Friday, June 26, 2009

How business can learn from Sun Tzu THE ART OF WAR. Learn about Responsiveness and Agility from military experience.

Business is certainly not war; business is about creation whereas war is about destruction. Business happens when we find constructive ways to meet our needs; war happens when we do not. Yet there are useful analogies and lessons to be learned about responsiveness and agility from military experience.

Sometimes people in the military are forced to learn lessons faster than people in business because the consequences of failure in combat are so severe. And military organizations all over the world have learned that strategies and tactics emphasizing the use of responsiveness and agility deliver the best results at the lowest cost in casualties and destruction. Here, we will take a look at some of the approaches they have found to be effective in situations analogous to situations that businesses encounter.


In any discussion of military strategy, one book in particular often comes up as a source for concepts and ideas. This book, written in China about 2,500 years ago by a Taoist philosopher named Sun Tzu, is called The Art of War. It is not so much a book about war as it is a book about the art of competition and collaboration—whether in business, politics, the military, or even sports. This book has become required reading in the officer training programs of many of the world’s military organizations (and it can also be found on reading lists at many fine business schools).

Sun Tzu’s book embodies a spirit and approach to warfare and business that emphasizes responsiveness and agility. I have selected five themes that speak to issues of strategy and tactics.For each of these themes, I quote a relevant statement from Sun Tzu and then provide a few comments to illustrate how these statements relate to business. The five themes are:
1. Win Without Fighting
2. Avoid Strength, Attack Weakness
3. Know Truth, Sow Deception
4. Organize for Speed, Build Momentum
5. Shape Your Opponent, Choose Your Battles

Win Without Fighting
... those who win every battle are not really skillful—those who render others’ armies helpless without fighting are the best of all.
In business we compete with each other for customers by offering attractive products at good prices. When companies differentiate themselves from their competitors and offer unique and desirable products at profitable prices, they capture a market that is profitable. When they get into a price war with each other simply by offering products similar to their competitors at lower prices, they destroy the markets they are trying to capture. Whoever wins after a lengthy price war will capture a market that has little profit left in it, so it will not be worth much.

Avoid Strength, Attack Weakness
Military formation is like water—the form of water is to avoid the high and go to the low, the form of a military force is to avoid the full and attack the empty; the flow of water is determined by the earth, the victory of a military force is determined by the opponent.
All too often companies attack each other head on. All too often they make the obvious moves. Because those moves are so obvious, they are also easier to prepare for and easier for competitors to fend off. This is what happens in price wars or when companies launch copycat me too products and services.
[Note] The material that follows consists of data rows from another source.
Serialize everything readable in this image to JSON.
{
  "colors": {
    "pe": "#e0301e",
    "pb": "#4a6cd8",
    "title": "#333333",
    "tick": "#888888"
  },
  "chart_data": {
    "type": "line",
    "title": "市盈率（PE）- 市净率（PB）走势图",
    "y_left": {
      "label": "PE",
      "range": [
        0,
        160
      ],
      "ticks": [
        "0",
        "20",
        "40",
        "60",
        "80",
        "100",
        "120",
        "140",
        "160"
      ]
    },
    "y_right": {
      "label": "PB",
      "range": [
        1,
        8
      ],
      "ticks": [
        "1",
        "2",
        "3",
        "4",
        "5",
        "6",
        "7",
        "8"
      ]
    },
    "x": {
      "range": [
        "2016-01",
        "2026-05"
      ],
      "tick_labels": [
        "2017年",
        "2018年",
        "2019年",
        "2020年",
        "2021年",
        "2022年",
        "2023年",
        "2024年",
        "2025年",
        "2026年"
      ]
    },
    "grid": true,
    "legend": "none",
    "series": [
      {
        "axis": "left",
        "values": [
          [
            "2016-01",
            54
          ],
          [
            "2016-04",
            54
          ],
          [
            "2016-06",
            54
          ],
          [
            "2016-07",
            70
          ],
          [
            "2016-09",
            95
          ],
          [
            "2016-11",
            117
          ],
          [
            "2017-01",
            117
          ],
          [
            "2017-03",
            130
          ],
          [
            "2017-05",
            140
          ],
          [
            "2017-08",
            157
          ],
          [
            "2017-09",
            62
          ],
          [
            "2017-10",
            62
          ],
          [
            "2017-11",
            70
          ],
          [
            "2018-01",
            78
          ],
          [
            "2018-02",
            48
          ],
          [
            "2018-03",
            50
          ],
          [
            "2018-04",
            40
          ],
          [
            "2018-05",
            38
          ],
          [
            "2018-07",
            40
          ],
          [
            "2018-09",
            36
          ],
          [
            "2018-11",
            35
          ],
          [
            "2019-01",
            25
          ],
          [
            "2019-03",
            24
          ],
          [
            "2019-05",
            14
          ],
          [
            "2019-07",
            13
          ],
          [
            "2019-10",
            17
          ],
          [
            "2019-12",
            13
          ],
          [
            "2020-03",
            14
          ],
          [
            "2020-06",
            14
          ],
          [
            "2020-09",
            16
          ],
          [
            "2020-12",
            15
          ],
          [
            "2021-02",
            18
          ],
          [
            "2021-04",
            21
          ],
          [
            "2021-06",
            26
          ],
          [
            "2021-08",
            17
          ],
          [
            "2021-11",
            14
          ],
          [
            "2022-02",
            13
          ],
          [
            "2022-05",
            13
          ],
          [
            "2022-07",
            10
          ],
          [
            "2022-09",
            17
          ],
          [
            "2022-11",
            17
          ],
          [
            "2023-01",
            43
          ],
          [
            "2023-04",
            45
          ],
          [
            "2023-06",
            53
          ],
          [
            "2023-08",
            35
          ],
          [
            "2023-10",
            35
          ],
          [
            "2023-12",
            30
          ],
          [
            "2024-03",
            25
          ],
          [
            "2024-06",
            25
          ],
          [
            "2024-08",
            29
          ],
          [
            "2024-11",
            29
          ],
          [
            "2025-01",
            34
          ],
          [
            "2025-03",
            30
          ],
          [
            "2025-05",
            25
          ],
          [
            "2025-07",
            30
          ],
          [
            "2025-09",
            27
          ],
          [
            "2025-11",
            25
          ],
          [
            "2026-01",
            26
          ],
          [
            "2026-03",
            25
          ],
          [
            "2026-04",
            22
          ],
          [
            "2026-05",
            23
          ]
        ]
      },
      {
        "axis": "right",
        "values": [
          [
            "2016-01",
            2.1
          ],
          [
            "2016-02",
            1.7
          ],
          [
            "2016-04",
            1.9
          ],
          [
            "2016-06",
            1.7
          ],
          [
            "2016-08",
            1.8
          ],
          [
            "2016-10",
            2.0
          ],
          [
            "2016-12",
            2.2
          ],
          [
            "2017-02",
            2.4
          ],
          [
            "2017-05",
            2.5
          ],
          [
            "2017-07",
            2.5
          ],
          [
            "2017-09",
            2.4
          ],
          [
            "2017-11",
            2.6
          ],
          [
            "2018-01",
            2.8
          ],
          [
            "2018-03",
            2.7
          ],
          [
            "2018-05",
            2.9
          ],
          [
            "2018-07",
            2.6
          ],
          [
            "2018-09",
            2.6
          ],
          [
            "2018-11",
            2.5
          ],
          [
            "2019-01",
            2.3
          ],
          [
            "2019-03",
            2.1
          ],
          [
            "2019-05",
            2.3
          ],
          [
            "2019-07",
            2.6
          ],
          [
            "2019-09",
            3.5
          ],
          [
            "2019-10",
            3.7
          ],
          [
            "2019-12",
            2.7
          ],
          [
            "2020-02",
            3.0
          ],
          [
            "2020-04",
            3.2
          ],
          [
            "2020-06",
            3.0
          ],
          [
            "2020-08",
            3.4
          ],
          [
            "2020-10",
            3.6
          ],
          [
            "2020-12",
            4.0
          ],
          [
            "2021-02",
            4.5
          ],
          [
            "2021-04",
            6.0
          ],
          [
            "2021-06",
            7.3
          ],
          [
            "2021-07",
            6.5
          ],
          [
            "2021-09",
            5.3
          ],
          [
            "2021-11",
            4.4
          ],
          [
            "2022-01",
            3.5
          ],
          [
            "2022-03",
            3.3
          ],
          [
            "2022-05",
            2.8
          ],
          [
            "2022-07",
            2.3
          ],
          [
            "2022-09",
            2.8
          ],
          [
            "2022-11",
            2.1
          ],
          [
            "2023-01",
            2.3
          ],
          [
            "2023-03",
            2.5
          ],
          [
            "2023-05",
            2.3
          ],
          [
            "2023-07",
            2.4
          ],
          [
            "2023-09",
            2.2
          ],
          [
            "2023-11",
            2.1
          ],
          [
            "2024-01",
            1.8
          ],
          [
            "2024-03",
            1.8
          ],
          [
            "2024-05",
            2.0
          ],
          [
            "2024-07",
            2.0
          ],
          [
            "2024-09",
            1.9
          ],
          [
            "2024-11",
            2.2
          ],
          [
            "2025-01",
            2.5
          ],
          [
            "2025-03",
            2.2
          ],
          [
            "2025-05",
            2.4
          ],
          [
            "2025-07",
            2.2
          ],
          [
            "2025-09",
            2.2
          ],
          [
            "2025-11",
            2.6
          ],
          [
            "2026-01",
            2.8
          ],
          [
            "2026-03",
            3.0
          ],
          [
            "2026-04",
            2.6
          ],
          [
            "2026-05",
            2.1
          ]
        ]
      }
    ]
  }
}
If a company instead finds an unexpected new way to attract customers or a way to disrupt a competitor’s supply chain, those actions are far more likely to succeed. And those successes will happen faster and cost much less than a direct frontal attack on a competitor’s entrenched market position.

Know Truth, Sow Deception
... it is said that if you know others and know yourself, you will not be imperiled in a hundred battles; if you do not know others but know yourself, you win one and lose one; if you do not know others and do not know yourself, you will be imperiled in every single battle.
Companies do not take the time to collect information and truly understand their situation and that of their competitors. Because the business world is awash in data, we feel overwhelmed by it all. We filter or summarize it, or we simply don’t bother. But in that process, we often miss important information that could improve our chances of success. There are also tremendous competitive advantages to be gained by deceiving opponents and causing them to believe in and act on one assumption while we move in a different direction to attack them at an advantageous and unexpected location. Avoid making obvious and predictable moves.

Organize for Speed, Build Momentum
Order and disorder are a matter of organization, courage and cowardice are a matter of momentum, strength and weakness are a matter of formation.
The energy and commitment needed within a company to maintain speed and momentum require that the company be well organized and that its people enjoy the positive effects and rewards that this momentum can provide them. Once an advantage is perceived, companies must move quickly to capitalize on it. Once an advantage is gained, companies must keep moving to capitalize on new opportunities that appear. When companies pause, when they fail to follow up on opportunities in a timely manner, they lose their business advantage as competitors catch up with them.